L’article L.145-41 du Code de commerce prévoit que toute clause résolutoire insérée dans un bail commercial ne produit effet qu’un mois après un commandement demeuré infructueux.

Le commandement doit, à peine de nullité, mentionner ce délai d’un mois.

Depuis la loi n° 2014-626 du 18 juin 2014 (loi Pinel), l’article L.145-15 du Code de commerce renforce la protection du preneur en disposant que sont réputées non écrites les clauses qui ont pour effet de faire échec notamment aux dispositions des articles L.145-4 et L.145-37 à L.145-41.

Ces textes sont d’ordre public.

2. Les faits : un délai contractuel de 15 jours

Dans l’affaire soumise à la Cour :
•    Le bail contenait une clause résolutoire prévoyant un délai de 15 jours après commandement.
•    Le bailleur a délivré un commandement visant la clause résolutoire.
•    Il a ensuite assigné le locataire pour faire constater l’acquisition de la clause.

La question était double :
1.    Une clause prévoyant un délai inférieur à un mois est-elle valable si, en pratique, on applique le délai légal d’un mois ?
2.    En cas d’irrégularité, seule la mention du délai est-elle réputée non écrite ou la clause entière disparaît-elle ?

3. La solution : une sanction radicale

La Cour de cassation adopte une interprétation rigoureuse.

Elle juge que la stipulation d’un délai inférieur à un mois :
•    fait échec aux dispositions d’ordre public de l’article L.145-41 ;
•    entraîne l’application de l’article L.145-15 ;
•    conduit à considérer la clause résolutoire réputée non écrite en son entier.
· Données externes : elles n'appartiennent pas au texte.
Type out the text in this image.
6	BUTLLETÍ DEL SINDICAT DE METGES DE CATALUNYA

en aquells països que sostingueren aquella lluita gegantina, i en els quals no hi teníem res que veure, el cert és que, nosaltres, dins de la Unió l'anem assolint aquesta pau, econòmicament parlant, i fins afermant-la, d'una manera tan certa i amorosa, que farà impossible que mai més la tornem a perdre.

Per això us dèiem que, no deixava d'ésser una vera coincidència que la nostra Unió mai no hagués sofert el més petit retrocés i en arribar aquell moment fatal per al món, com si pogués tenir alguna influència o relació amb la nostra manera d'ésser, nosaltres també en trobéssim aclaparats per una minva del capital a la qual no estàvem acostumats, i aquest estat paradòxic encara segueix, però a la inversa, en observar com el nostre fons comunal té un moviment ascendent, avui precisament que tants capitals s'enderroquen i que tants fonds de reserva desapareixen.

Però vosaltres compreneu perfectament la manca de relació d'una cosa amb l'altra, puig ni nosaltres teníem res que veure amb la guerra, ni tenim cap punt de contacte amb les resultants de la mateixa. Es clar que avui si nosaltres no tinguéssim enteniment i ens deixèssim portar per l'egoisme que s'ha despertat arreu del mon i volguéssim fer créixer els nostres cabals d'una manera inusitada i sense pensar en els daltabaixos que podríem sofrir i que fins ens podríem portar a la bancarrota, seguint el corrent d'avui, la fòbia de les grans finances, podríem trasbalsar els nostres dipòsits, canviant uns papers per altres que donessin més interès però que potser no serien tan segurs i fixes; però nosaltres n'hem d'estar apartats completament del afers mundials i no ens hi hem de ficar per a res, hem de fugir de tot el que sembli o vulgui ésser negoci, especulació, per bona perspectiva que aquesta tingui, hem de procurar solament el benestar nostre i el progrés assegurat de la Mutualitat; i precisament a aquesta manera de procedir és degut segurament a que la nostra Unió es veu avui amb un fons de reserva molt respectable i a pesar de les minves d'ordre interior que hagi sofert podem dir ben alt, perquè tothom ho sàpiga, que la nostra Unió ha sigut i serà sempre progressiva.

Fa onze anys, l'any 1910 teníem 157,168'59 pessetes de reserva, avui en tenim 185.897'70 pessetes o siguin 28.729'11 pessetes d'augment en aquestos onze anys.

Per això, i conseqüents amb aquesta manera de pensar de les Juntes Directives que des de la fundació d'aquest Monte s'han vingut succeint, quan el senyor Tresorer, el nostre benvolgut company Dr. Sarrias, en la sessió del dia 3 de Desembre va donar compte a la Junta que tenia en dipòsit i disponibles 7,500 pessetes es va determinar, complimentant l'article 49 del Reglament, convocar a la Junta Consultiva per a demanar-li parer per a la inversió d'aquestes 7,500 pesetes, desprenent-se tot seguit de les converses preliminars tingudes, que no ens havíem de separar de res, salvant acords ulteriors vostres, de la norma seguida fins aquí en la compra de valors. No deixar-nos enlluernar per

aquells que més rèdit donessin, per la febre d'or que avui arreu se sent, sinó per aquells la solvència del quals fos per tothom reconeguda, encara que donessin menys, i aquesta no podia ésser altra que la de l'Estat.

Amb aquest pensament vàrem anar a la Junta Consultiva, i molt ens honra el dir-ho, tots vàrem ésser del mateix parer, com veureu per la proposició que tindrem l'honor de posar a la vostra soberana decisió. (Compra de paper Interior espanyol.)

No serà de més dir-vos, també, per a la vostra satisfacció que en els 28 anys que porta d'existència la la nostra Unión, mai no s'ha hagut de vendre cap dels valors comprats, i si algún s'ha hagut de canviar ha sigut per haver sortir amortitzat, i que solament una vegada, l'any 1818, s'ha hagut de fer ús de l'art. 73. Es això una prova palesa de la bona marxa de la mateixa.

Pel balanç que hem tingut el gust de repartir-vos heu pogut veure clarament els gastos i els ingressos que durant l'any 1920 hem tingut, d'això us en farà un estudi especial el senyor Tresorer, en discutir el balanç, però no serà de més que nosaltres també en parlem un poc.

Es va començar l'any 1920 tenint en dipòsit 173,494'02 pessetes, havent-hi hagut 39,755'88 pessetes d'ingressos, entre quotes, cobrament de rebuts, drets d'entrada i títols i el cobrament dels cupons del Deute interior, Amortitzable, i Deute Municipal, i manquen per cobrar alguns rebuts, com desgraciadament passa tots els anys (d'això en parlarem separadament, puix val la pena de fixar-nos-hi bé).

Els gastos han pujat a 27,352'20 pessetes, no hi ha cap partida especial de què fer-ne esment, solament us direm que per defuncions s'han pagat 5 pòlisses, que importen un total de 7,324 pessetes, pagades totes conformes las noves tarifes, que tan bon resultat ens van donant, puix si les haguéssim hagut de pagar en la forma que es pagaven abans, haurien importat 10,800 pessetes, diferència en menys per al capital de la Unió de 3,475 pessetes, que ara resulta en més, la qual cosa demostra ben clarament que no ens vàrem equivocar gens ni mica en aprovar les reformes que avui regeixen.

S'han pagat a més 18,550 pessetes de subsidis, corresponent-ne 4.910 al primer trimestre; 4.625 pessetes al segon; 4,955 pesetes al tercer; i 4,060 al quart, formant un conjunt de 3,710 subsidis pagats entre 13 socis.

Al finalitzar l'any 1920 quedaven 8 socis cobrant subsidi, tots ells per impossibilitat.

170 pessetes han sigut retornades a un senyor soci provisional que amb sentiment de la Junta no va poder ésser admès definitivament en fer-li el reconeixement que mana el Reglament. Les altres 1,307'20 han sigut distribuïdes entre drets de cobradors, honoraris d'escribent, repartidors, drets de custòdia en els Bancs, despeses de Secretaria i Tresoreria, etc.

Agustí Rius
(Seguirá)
Il ne s’agit donc pas d’une simple neutralisation du délai irrégulier. La clause disparaît totalement du contrat.

Le bailleur ne pouvait donc pas solliciter l’acquisition de la clause résolutoire.

4. Portée pratique pour les acteurs de l’immobilier d’entreprise

Cette décision s’inscrit dans une tendance jurisprudentielle de contrôle renforcé des clauses résolutoires.

Pour les bailleurs et investisseurs en immobilier d’entreprise, les conséquences sont majeures :
•    🔎 Audit indispensable des baux existants
•    ✍️ Révision des modèles contractuels
•    ⚖️ Sécurisation des procédures de commandement
•    📑 Vigilance accrue lors des acquisitions d’actifs

Une clause mal rédigée peut priver le bailleur d’un levier essentiel en cas d’impayés ou de manquements contractuels.

En conclusion

La décision du 6 novembre 2025 confirme que le formalisme du statut des baux commerciaux ne souffre aucune approximation.

En matière de clause résolutoire, le respect du délai légal d’un mois n’est pas une simple règle procédurale :
c’est une condition substantielle dont la méconnaissance entraîne la disparition pure et simple de la clause.

Dans un environnement économique où la gestion du risque locatif est stratégique, la sécurisation juridique des baux commerciaux doit rester une priorité.